Aus: FAMA, feministisch-theologische Zeitschrift, Aug. 08

"Das 1990 erstmals erschienene Buch von Erika Wisselinck, von Kennerinnen mit Sehnsucht erwartet, ist neu herausgekommen. Wir befinden uns im September des Jahres 29 unserer Zeitrechnung und werden hineingezogen in die Erinnerungen von Anna, wie sie in der warmen Abendsonne im Hinterhof ihres Häuschens sitzt. Die Leserin begleitet die alte Anna ein Jahr lang. Ihr fortschreitendes Altern und die Erlebnisse des laufenden Jahres werden durchbrochen von Rückblicken einer im Wesentlichen quälenden Vergangenheit, die geprägt ist vom schwierigen Verhältnis der Mutter Anna zu ihrer Tochter Mirjam. Ein spannender historischer Roman gestützt auf die Legende der heiligen Anna liegt vor uns; immer historisch korrekt – gemäss Wisselincks Motto: ‚Es hätte wirklich so gewesen sein können.’
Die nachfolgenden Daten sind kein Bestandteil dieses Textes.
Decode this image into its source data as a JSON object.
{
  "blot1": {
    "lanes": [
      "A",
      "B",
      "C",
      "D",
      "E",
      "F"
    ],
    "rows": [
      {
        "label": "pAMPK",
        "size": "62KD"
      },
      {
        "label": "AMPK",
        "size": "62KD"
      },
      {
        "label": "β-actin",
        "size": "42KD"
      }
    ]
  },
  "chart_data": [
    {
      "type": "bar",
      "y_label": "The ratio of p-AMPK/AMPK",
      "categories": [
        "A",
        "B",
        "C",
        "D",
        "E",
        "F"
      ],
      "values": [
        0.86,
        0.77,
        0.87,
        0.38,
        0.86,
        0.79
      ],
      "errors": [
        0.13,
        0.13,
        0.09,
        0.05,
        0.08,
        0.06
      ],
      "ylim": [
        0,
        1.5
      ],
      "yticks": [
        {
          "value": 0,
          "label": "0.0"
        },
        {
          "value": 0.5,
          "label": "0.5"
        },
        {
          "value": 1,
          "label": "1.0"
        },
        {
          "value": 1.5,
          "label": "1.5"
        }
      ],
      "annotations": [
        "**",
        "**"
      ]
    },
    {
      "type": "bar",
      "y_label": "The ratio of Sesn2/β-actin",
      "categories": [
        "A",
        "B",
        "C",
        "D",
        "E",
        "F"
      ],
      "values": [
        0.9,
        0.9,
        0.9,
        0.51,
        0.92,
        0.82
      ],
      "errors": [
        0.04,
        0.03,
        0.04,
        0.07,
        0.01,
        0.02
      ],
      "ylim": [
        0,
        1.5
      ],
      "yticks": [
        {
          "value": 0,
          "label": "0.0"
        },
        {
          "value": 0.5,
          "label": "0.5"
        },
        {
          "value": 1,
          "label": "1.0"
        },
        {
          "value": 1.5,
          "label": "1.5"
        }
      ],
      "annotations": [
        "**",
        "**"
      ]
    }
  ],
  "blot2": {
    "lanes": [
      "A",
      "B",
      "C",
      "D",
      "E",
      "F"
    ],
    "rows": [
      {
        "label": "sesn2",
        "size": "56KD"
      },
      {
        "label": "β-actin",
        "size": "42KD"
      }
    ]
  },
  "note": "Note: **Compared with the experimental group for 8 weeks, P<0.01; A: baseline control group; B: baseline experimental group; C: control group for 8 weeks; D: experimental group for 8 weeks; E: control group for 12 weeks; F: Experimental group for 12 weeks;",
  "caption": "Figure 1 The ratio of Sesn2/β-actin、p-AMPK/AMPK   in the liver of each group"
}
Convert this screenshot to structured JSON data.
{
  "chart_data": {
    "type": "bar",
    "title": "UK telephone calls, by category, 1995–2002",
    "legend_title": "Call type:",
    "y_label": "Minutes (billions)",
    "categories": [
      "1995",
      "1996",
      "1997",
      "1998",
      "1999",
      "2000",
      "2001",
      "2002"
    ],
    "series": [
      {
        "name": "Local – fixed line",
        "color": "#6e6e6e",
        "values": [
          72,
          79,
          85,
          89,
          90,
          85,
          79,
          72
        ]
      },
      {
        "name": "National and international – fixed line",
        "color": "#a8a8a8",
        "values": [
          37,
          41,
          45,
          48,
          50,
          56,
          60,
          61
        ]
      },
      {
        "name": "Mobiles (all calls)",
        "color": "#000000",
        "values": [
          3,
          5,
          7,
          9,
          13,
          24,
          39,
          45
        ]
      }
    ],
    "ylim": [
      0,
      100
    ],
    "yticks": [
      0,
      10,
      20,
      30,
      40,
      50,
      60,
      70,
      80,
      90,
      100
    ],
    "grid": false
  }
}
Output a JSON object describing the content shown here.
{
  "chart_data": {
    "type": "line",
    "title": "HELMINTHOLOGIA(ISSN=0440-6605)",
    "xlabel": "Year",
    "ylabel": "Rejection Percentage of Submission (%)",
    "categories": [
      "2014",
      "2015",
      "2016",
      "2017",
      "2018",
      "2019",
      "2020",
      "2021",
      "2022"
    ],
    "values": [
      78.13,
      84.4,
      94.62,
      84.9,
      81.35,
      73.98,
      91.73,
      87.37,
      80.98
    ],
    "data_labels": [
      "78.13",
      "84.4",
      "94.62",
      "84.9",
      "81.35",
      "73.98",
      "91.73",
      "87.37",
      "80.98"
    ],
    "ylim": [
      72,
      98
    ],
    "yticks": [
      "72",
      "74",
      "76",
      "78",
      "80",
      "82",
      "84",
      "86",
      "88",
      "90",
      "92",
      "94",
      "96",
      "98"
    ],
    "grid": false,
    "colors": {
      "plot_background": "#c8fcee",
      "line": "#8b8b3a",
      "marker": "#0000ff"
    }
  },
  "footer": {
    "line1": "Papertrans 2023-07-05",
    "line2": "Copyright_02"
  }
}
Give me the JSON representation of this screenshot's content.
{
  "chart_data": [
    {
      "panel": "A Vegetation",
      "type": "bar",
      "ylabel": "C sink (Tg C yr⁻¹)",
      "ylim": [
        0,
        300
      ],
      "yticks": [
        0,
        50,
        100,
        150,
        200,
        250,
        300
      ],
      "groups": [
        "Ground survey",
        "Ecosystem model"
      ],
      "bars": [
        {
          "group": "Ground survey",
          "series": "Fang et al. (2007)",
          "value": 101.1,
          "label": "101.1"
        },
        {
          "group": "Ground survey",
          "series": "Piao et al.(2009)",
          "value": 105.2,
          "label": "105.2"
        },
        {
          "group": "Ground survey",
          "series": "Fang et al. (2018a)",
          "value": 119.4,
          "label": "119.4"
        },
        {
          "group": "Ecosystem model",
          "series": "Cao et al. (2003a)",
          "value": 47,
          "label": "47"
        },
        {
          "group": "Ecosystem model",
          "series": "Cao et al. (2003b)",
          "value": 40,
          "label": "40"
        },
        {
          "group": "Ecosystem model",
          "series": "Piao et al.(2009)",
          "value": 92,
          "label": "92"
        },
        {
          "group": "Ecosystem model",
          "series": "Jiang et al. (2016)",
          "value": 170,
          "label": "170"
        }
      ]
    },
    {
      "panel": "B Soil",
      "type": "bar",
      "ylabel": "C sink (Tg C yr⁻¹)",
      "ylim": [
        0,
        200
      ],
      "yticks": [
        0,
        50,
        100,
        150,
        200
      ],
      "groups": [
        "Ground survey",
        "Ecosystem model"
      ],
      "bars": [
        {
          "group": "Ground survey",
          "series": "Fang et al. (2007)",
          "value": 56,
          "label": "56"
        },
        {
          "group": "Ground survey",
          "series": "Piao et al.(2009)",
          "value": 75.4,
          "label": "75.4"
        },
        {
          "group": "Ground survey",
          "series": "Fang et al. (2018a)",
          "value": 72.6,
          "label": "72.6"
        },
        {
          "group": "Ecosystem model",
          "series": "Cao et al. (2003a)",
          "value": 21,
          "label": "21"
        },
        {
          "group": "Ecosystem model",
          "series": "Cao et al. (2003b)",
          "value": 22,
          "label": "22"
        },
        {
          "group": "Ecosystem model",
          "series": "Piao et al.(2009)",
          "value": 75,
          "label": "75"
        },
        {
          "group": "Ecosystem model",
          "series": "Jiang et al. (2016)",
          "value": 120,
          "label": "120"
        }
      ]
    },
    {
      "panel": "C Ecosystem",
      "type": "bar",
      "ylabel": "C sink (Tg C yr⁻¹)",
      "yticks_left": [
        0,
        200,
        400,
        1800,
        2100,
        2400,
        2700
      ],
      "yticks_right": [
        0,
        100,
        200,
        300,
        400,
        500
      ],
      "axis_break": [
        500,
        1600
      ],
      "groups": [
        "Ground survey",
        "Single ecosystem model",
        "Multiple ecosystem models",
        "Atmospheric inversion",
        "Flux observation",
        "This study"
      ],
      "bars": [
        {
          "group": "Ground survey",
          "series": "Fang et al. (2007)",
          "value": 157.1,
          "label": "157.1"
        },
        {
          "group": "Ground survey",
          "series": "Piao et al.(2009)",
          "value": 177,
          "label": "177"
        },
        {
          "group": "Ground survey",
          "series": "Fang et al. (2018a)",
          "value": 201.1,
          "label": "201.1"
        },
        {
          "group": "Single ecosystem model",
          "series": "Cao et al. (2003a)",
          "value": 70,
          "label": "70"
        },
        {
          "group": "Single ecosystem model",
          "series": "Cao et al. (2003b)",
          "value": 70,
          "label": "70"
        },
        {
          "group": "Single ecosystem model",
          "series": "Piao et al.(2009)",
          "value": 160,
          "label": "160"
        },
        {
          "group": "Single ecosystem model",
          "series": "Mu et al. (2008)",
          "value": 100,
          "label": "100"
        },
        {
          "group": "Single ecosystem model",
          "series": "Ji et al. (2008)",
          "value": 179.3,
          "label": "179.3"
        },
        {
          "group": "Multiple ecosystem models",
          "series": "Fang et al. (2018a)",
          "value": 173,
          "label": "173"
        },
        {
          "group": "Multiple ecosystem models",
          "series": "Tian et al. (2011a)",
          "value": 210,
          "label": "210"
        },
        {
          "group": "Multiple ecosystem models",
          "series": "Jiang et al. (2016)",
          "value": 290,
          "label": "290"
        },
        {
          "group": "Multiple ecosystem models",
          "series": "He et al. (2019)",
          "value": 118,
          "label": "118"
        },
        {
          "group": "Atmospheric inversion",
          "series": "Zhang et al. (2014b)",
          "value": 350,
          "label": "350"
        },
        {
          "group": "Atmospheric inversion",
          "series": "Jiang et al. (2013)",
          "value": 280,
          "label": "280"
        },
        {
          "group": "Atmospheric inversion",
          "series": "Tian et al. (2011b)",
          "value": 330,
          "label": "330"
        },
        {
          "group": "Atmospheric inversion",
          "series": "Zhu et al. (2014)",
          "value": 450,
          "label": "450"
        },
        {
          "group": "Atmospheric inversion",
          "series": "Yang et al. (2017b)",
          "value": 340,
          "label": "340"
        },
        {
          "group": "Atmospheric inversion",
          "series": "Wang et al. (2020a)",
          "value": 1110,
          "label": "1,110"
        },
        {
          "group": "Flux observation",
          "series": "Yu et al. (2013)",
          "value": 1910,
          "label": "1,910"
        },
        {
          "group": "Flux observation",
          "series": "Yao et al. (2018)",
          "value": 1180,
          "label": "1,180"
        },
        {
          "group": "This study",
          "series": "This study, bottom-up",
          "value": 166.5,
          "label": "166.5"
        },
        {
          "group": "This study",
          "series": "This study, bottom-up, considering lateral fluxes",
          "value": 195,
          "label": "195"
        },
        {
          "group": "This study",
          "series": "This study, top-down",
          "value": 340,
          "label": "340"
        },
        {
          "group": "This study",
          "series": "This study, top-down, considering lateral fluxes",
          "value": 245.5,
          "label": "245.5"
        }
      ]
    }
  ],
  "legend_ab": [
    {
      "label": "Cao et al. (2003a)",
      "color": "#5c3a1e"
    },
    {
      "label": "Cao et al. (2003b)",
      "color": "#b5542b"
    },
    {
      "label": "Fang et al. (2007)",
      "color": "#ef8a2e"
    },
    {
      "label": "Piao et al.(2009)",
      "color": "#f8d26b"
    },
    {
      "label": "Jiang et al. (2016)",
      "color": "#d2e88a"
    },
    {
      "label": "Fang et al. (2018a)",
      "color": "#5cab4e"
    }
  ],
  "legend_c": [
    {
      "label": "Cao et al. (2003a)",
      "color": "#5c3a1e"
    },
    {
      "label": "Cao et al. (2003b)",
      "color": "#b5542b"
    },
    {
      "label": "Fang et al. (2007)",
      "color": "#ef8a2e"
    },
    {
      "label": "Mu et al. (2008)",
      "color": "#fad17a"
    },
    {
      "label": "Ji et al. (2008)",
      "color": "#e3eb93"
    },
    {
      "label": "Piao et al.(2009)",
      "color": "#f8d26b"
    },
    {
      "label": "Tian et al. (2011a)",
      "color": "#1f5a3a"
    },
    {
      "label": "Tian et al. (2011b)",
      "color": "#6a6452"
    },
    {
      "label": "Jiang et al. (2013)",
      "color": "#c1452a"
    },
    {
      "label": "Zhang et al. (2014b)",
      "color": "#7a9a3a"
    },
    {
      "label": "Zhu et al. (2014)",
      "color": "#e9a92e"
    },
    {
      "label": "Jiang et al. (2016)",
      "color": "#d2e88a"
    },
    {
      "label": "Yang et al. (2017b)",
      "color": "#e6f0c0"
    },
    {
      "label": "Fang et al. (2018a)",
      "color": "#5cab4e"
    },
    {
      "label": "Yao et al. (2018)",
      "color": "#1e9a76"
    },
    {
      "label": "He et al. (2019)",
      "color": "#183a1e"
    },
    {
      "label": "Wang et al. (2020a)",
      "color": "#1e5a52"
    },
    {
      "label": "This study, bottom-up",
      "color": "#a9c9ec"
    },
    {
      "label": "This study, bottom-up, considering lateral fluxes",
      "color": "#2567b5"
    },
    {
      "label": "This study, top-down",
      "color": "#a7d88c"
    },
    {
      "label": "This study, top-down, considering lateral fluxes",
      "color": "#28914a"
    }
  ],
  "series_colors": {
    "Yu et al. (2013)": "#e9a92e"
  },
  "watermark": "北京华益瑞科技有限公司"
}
Ich habe dieses Buch von hinten zu lesen begonnen, bei der ursprünglichen Legende und den Notizen zur Entstehung des letzten Buches und einzigen Romans der 2001 74-jährig verstorbenen Erika Wisselinck. Die Neuausgabe ist bereichert mit einem Nachwort von Gabriele Meixner, das Aufschlussreiches über die interessante feministische Philosophin, Journalistin, Schriftstellerin und Übersetzerin und ihre Gedanken, gerade auch zur Situation des Feminismus zur Jahrtausendwende bietet. Nicht zuletzt dank dieser Einführung habe ich das Buch mit Gewinn und in einem Zug gelesen. Immer wieder musste ich über die mutigen und kühnen, aber eben doch nicht völlig unwahrscheinlichen Neuinterpretationen und Umdeutungen schmunzeln. Die konsequent ‚frauenengagierte’ Sichtweise hat mich beeindruckt. 1993 schrieb Lisa Weil, Chefredakteurin der US-amerikanischen feministischen Literaturzeitschrift Trivia: ‚Das ist eines der subversivsten Bücher, das ich je gelesen habe! Vergleichbar mit Mary Daly. Aber wie ein Wolf im Schafspelz wird es an Orte kommen, die Mary Daly nie erreichen würde. In diesem Sinne ein wahres trojanisches Pferd in Buchform.’" (Simone Rudiger)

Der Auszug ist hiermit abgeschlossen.